И облака тоже тяжелые, тесные, и тропинка по холму на небе, и там наверху мальчик с книжкой в школу идет, и из деревни, где школа, там ель строгая, почти черная, выглядывала из золотых опадающих лип и мальчику-школьнику высказывала: «Вот видишь, они падают: учись у меня: надо учиться, и не опадешь!»
Так вот я остался без дела, и мне сейчас же открылось происходящее вне меня, как открылась Чехову «Степь».
Я не видел происходящего, потому что мне его закрывало дело, закрывающее неизбежно от нас жизнь, великолепный памятник которой поставил Чехов в своей «Степи».
Дело происходит от действия, изменяющего в чем-то расположение вещей: я этим занят и созерцать и любоваться данным положением, как Чехов, не могу, – напротив, я поглощен не данным, а тем, как бы мне его изменить.
Головки клевера глядят на меня, радуясь, что я остался без дела.
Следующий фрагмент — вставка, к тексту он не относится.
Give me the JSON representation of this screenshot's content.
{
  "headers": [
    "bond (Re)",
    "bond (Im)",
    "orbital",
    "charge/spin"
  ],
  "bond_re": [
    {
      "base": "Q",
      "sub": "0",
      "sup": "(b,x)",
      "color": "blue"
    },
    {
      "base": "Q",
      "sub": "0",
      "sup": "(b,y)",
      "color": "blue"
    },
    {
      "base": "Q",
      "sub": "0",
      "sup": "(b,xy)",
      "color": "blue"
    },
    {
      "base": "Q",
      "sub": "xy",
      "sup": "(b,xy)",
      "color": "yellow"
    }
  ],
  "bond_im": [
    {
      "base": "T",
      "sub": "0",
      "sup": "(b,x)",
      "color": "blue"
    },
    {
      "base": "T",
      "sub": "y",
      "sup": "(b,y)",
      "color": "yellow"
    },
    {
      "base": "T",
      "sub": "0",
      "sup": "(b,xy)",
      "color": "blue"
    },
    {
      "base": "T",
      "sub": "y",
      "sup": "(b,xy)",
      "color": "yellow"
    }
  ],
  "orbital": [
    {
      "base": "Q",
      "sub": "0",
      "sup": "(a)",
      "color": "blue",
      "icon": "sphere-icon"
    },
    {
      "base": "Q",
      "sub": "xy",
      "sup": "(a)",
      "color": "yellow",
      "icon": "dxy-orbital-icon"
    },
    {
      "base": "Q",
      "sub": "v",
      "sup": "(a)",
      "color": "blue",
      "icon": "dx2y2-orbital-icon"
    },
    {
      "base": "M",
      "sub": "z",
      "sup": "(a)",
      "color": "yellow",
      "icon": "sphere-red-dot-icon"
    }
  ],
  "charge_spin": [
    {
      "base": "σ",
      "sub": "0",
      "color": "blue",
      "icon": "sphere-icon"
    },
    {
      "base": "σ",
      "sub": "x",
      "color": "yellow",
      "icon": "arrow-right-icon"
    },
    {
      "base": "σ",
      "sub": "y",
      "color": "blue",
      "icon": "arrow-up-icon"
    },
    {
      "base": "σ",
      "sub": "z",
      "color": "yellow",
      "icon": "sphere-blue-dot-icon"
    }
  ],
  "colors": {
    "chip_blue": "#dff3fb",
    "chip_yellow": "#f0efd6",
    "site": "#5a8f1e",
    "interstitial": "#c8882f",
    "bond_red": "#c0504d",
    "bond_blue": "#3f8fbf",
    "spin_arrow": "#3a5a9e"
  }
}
– А если так, – говорю я, – если так, Михаил, то, пока ты занимался делом, искал перепелов, и вдруг остался без дела, увидел «Степь», – все-таки то же самое «дело» завело тебя сюда, под стог в степь. Благодари же!
Благодарю… но теперь оставьте нас без дела, чтобы мы сели немного отдохнуть и поглядели на жизнь возле себя.
Осенний деньПо-видимому, с вечера всю ночь шел дождь, и как рассвело, то и дождь и день пришли одной рекой. Но спустя короткое время начало проясняться, и, вероятно, день соберется по-бабьему: слезы по улыбке и улыбки по слезам.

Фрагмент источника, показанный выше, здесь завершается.